Mary-Gene’s reaction is gratifyingly similar to mine. Her bottom lip trembles violently as she gets to her feet and bypasses her own son to pull me into a warm hug. “I think it’s wonderful,” she whispers to me, making me smile broadly. “You have my full support.”

“Thank you,” I say to her.

We then watch as Rupert approaches Logan, trying his best to be stoic, but as he hugs his son, he too loses his composure. “You two telling us this news here…well, I don’t think it could be anymore fitting. I’m full of pride tonight, Logan,” he says, his eyes watering. “You’ve exceeded all of my expectations of you, truly. I’m in awe of the man you’ve become. I love you, son,” he manages to choke out, before embracing Logan once more.

“I love you too, dad,” Logan says earnestly. “But what about Taylor?” he then asks his parents.

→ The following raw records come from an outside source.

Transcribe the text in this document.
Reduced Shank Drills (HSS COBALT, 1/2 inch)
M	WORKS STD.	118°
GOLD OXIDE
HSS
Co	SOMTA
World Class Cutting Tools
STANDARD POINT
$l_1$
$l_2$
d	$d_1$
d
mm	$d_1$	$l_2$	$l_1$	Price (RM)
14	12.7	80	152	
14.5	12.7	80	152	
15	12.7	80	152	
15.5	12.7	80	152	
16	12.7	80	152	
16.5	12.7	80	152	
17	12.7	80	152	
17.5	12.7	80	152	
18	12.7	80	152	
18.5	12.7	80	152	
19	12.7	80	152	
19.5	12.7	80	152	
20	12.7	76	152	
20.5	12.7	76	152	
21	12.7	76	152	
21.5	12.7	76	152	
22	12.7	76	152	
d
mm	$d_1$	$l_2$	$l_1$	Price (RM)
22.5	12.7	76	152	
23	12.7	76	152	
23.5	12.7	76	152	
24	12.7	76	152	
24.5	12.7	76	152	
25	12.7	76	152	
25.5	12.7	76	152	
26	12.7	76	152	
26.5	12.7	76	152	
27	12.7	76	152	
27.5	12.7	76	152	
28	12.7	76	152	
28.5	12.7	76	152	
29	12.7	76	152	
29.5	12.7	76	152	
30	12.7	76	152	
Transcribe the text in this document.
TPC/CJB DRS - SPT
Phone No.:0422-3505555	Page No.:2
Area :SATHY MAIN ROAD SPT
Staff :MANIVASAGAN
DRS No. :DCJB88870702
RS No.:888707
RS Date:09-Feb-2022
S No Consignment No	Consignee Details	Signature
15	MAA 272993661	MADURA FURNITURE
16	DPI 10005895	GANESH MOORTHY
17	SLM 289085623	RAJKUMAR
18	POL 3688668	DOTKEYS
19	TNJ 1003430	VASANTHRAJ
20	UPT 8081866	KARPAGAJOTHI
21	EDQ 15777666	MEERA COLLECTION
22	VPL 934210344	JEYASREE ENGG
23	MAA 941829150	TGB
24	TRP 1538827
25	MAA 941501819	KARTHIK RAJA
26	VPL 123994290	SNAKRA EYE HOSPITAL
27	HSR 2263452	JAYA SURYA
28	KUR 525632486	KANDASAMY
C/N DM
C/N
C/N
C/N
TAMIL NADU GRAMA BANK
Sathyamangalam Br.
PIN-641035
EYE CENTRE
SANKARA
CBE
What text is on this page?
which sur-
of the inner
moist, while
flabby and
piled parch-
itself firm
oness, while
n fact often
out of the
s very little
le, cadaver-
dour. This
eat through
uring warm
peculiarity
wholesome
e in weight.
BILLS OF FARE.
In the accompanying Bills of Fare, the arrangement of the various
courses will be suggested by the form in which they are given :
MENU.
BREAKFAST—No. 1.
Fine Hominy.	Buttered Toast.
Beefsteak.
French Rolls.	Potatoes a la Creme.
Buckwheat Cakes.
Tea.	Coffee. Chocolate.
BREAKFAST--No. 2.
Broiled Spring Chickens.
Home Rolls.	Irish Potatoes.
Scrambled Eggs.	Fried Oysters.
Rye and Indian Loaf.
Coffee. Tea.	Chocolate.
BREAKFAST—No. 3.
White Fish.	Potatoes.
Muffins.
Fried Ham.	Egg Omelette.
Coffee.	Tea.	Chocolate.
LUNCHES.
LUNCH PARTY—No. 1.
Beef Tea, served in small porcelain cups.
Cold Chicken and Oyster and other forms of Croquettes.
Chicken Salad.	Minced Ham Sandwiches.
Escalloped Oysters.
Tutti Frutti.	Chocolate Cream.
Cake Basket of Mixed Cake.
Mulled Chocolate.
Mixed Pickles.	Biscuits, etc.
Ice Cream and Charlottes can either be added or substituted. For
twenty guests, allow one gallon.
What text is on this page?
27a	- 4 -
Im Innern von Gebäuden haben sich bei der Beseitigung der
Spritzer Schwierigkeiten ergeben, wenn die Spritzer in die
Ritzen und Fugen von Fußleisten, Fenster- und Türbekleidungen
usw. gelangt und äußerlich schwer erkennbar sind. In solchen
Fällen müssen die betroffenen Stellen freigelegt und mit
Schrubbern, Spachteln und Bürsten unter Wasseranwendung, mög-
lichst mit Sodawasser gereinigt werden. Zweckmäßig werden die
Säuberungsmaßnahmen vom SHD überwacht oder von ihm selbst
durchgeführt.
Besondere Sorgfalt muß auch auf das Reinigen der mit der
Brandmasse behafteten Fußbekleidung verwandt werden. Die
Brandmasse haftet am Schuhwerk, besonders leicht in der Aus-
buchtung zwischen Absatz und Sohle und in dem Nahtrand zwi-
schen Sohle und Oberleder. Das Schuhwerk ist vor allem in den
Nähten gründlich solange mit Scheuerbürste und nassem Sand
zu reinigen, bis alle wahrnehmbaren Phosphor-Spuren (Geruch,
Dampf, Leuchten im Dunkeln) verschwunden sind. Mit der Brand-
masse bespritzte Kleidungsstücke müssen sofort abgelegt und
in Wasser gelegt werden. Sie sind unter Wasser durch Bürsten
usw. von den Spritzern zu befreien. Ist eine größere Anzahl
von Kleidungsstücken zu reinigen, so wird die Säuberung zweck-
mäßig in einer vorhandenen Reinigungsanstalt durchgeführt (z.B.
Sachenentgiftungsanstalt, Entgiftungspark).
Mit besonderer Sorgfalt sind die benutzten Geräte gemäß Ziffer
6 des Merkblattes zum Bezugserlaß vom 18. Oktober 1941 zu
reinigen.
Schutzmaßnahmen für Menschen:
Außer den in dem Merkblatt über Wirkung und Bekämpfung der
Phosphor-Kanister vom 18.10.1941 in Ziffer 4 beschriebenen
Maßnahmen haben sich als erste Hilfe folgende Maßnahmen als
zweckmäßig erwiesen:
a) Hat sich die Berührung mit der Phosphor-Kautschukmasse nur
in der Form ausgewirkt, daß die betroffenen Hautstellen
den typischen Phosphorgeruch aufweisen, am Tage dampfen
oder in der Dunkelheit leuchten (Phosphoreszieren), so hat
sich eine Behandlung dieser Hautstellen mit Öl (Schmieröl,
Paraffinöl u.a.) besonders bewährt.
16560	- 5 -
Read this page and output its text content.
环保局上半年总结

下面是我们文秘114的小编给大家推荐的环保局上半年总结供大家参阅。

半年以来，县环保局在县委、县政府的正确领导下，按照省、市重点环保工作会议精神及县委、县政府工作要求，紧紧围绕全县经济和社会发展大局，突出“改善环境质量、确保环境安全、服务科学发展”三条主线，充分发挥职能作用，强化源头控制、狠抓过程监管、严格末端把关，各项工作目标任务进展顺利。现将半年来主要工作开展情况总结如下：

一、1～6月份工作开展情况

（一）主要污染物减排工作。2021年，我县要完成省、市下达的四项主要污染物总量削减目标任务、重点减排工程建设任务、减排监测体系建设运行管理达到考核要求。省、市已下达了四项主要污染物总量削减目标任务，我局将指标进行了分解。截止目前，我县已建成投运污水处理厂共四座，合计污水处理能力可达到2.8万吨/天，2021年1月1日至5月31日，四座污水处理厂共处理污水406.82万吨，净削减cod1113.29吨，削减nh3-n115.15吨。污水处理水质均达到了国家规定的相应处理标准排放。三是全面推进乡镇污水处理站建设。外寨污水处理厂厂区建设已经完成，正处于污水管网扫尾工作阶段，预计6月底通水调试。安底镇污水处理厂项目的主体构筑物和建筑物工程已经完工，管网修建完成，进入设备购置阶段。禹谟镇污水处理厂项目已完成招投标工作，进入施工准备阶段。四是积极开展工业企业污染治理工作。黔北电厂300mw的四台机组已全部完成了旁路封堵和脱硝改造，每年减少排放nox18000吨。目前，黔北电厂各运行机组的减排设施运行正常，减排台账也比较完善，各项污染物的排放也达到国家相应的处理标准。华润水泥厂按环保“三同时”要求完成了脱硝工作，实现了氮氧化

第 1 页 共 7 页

“Don’t you worry about Taylor,” Rupert tells him. “He has his own demons to conquer, like you had yours. You two focus on you,” he says to me, “and you leave Taylor to us,” he says to Logan, and Mary-Gene nods in agreement. They got one son out of a dark space, here’s hoping that they can get the other one out too, I think.

“Thank you,” Logan says to his parents.

Two down, one to go. The four of us grow silent, awaiting my mom’s verdict. I look at her, and see her surveying Logan carefully, and it finally dawns on me where her resistance is coming from.

This moment is really hard for her. She’s never had to let me go before, never had to give my hand over to someone else, never, ever been replaced as my number one person. Although it was never spoken about, there was no danger of this ever happening with Jerry, not even when we moved to Paris together. I was always hers, and it was always just the two of us, ever since my father died. That’s changing. It’s already changed for me, but now I’ve sprung this on her and she’s trying hard to play catch up.

“Mom, I’m sorry that—” I start, but she holds up a hand to silence me.

Getting to her feet, she walks over to me and takes both of my hands in her own. “Sweetheart,” she starts, “when you’re used to living with a closed heart it’s not easy to open it. My protectiveness of you comes because I’ve felt pain, and loss, and anger at the hands of love,” she explains, “but I’ve never, not one single time, felt brave.” She then smiles at me, and I know good news is coming. “You are my inspiration, Gemima,” she tells me meaningfully. “I’m so proud of you for opening your heart, especially after your dick of an ex boyfriend,” she says, making me laugh out loud. “And Logan,” she releases my hands and moves to stand before him, “you might just single-handedly restore my faith in the concept of marriage. Look after her, always.”

“Always,” he promises her.

She looks at me once more. “You don’t need my blessing, but you have it anyway.”

I lunge at her, throwing my arms around her neck and hugging her tightly. I can’t explain why this moment feels like a moment of separation, but it does. We’re two fully grown adults for goodness’ sake, and yet it’s as though our parents are releasing us and sending us off to begin our journey, our own life.